Below is from Tao's lecture note and he says there exists an i.i.d. sequence of random variables $\{X_n\}_n$ such that each $X_i$ is uniformly distributed. For any given random variable $X_1$, does there exist an i.i.d. sequence$\{X_n\}_n$ ?
https://terrytao.wordpress.com/2015/10/23/275a-notes-3-the-weak-and-strong-law-of-large-numbers/#sme
Proposition 6 Let ${\varepsilon > 0}$. Then, for sufficiently large ${n}$, a proportion of at least $1-\varepsilon$ of the cube ${[-1,1]^n}$ (by ${n}$-dimensional Lebesgue measure) is contained in the annulus ${\{ x \in {\bf R}^n: (1-\varepsilon) \sqrt{n/3} \leq |x| \leq (1+\varepsilon) \sqrt{n/3} \}}$.

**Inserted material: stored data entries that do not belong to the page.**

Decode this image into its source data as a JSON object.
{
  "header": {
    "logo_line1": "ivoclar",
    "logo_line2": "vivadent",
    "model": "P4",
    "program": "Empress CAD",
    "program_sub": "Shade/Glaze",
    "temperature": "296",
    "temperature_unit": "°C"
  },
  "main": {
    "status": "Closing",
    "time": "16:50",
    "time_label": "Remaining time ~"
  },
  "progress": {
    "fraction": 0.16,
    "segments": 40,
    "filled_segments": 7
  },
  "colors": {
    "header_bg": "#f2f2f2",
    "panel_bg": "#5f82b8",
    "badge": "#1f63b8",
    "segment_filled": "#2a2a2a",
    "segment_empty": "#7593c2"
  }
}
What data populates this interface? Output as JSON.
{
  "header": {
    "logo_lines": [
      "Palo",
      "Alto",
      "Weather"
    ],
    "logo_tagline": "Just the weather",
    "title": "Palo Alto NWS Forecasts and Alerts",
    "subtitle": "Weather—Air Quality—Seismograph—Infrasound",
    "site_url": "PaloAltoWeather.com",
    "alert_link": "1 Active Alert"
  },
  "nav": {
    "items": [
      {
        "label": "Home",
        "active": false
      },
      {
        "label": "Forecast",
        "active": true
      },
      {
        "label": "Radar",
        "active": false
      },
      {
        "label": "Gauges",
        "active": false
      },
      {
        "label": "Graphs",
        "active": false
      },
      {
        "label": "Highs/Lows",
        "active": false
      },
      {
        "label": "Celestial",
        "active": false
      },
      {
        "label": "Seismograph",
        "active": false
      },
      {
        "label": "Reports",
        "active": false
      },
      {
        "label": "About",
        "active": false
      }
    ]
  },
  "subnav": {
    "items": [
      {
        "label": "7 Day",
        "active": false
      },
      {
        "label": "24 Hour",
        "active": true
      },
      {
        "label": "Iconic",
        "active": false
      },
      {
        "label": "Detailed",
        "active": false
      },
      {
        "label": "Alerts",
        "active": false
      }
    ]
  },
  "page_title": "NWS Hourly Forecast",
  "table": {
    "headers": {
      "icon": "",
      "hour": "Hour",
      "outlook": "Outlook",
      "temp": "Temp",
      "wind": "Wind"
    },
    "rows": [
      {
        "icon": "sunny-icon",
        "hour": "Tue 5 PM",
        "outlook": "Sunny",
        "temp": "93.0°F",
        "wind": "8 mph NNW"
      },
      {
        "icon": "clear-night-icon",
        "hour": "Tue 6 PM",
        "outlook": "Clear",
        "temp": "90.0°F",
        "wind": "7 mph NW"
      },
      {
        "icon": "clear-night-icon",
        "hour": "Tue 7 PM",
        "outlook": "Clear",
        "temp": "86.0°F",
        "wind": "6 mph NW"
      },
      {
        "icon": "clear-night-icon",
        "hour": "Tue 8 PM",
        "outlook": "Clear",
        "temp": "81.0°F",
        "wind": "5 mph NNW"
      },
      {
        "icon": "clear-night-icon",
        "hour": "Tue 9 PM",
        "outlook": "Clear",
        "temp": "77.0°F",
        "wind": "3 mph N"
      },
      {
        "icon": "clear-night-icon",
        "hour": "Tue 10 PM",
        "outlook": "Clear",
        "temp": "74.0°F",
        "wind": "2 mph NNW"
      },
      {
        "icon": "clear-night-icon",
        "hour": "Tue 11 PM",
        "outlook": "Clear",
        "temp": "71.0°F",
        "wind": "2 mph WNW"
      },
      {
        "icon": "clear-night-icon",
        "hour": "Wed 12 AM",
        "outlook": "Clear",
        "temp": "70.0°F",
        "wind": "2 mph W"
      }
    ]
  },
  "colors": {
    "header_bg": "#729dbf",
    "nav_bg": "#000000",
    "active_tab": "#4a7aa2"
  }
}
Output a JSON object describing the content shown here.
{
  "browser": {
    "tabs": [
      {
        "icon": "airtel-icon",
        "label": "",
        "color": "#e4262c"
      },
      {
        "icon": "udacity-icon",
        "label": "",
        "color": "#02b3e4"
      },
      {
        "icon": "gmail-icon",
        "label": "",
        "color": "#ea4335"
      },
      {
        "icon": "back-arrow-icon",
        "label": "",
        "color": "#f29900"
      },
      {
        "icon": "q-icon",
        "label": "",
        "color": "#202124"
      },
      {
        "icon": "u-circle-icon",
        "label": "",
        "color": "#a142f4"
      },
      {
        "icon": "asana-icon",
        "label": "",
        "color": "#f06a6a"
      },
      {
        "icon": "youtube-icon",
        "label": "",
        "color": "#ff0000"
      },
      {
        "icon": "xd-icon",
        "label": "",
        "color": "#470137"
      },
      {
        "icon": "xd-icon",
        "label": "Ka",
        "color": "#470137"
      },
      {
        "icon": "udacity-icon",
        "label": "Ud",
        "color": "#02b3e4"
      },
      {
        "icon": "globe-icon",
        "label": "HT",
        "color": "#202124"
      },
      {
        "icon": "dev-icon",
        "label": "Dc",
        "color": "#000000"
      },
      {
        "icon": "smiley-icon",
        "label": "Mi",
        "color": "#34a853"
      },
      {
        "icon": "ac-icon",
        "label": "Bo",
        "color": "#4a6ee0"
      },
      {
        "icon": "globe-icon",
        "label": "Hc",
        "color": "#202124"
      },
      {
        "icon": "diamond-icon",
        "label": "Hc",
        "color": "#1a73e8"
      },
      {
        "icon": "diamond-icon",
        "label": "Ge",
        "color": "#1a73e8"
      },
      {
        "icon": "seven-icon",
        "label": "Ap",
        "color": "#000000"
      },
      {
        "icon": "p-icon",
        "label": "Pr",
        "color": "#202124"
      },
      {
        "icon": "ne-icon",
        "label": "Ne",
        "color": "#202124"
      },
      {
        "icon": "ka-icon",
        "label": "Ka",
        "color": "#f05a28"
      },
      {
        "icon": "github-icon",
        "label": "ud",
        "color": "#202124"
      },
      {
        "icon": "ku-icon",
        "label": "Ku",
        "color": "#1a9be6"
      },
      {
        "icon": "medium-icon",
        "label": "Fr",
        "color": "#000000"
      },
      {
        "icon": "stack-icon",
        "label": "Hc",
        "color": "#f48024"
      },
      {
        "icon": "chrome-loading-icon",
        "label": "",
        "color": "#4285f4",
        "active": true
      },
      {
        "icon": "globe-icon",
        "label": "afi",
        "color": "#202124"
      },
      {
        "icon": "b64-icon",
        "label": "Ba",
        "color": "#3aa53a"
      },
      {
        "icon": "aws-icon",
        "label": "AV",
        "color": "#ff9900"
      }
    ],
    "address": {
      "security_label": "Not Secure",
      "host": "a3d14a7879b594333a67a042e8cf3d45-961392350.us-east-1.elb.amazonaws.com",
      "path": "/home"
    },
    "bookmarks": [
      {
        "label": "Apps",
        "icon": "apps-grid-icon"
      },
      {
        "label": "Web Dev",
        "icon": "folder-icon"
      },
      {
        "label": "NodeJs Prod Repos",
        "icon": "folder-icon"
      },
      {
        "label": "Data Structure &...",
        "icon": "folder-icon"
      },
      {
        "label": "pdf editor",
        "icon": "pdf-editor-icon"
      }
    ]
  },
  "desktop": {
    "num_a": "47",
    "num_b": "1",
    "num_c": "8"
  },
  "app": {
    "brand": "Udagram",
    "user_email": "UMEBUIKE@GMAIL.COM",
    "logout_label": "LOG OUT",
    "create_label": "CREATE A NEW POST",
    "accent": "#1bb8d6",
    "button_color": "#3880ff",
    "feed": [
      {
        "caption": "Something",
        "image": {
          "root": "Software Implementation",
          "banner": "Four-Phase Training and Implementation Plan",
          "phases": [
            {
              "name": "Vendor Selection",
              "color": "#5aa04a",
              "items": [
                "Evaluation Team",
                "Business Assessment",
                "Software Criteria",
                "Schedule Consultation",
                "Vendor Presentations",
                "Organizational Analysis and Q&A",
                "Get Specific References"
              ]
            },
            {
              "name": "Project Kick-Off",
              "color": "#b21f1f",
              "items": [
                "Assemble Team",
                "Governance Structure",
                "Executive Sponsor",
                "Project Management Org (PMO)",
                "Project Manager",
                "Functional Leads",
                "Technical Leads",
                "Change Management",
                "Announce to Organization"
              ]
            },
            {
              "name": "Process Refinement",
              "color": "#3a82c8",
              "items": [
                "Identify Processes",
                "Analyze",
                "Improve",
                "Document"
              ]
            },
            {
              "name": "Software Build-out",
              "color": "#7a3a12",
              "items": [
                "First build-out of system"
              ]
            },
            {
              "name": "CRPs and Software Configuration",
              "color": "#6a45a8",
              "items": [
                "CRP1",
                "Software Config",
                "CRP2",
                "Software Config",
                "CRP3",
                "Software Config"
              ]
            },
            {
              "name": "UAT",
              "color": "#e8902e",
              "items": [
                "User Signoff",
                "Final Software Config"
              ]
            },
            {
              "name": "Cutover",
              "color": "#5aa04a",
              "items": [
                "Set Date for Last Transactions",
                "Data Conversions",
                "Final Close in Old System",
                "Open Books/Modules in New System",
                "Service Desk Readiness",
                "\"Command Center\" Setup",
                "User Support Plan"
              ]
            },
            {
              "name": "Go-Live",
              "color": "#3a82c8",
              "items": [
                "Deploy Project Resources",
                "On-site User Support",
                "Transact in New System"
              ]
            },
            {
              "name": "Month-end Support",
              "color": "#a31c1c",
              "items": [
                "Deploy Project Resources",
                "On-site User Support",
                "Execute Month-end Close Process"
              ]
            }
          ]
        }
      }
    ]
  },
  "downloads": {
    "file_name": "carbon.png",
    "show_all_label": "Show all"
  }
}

Proof: Let ${X_1,X_2,\dots}$ be iid random variables drawn uniformly from ${[-1,1]}.$
Best Answer
Let $P$ be the distribution of $X_1$, $\Omega=\mathbb{R}^{\mathbb{N}}$, $\mathcal{F}=\mathcal{B}(\mathbb{R})^{\otimes\mathbb{N}}$, where $\mathcal{B}(\mathbb{R})$ is the Borel $\sigma$-algebra on $\mathbb{R}$ and $\mathbb{P}=P^{\otimes\mathbb{N}}$. For each $n\in\mathbb{N}$, let $\pi_n:\Omega\to\mathbb{R}$ be defined as $\pi_n(\omega)=\omega_n$, where $\omega=\{\omega_n\}_{n\in\mathbb{N}}$. We have $\{\pi_n\}_{n\in\mathbb{N}}$ is a sequence of $\mathbb{P}$-independent random variables such that for each $n\in\mathbb{N}$, $\pi_n$ has distribution $P$, i.e., $\pi_n$ and $X_1$ have the same distribution.